Новая, но уже несколько опостылевшая тема — сплошная ваучеризация всей страны. Именно об этом мечтал Шариков: разделить все, и чтобы всем поровну. За красивую ценную бумагу, на которой написано 10 ООО, на разных рынках дают от 3500 руб. до бутылки водки. Власть уговаривает граждан не спешить с продажей ваучеров. (О, С тех пор цены, разумеется, возросли

многотерпеливый русский язык! Ты терпел словечко «судьбоносный», терпи и «ваучер»!) Пойдем властям навстречу и не будем спешить. Придет время, и кто‑то знающий разъяснит, что же с этими ваучерами делать или почему с ними ничего не вышло. Так уж у нас принято — все разъяснять задним числом. Иногда мне кажется, что главное достоинство русского человека не то, что он ко всему привычный, а то, что ко всему готов привыкнуть.

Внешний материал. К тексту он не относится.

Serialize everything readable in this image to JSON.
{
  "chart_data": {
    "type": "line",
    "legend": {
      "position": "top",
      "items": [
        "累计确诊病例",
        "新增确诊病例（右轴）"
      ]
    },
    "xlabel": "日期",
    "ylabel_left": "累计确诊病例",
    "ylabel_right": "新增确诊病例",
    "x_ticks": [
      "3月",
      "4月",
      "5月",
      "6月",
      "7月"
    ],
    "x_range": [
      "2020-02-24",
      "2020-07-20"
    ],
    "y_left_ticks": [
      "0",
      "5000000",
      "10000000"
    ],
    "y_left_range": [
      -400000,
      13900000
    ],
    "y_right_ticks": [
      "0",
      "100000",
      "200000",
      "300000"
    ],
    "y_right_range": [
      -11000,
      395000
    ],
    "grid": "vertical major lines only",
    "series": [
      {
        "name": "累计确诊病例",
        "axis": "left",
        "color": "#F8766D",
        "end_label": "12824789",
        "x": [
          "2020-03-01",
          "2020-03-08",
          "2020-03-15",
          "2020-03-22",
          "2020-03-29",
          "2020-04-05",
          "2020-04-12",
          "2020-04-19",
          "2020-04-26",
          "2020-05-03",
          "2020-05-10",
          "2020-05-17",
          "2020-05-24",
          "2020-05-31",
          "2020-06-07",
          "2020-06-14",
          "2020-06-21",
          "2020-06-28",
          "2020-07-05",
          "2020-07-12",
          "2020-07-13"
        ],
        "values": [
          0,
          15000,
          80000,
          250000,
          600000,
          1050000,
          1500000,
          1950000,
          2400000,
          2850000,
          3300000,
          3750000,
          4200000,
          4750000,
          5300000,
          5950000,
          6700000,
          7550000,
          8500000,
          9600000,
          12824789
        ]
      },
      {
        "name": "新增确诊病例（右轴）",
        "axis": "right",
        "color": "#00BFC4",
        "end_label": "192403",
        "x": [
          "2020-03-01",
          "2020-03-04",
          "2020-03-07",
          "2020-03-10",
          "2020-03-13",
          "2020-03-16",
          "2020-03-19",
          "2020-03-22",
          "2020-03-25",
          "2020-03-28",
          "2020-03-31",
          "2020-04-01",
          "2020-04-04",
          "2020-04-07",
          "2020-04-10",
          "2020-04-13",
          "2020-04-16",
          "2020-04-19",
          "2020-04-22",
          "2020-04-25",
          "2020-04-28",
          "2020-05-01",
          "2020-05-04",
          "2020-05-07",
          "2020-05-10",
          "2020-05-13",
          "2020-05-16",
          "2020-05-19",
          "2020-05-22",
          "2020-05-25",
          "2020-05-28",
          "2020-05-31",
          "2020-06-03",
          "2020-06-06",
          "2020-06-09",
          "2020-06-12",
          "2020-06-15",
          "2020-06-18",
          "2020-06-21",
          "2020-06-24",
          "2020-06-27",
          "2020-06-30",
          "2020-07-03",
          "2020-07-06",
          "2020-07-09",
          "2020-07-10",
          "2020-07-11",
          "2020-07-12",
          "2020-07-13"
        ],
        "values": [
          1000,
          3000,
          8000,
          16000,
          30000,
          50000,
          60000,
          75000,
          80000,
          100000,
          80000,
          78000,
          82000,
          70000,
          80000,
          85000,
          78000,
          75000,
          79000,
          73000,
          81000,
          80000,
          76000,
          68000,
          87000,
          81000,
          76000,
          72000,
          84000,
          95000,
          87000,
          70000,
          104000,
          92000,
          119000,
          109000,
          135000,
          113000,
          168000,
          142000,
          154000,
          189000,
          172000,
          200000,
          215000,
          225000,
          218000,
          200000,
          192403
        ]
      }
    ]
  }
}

Передача новостей закончена, температура ожидается около нуля, осадки в виде дождя и мокрого снега. «А теперь, дорогие радиослушатели…» — и диким ревом взвывает то ли покойник Элвис Пресли, то ли кто‑то из отечественных эпигонов рок-н-ролла. Вздрагивает собака и недоуменно смотрит на хозяина: выть или не выть? Не выть!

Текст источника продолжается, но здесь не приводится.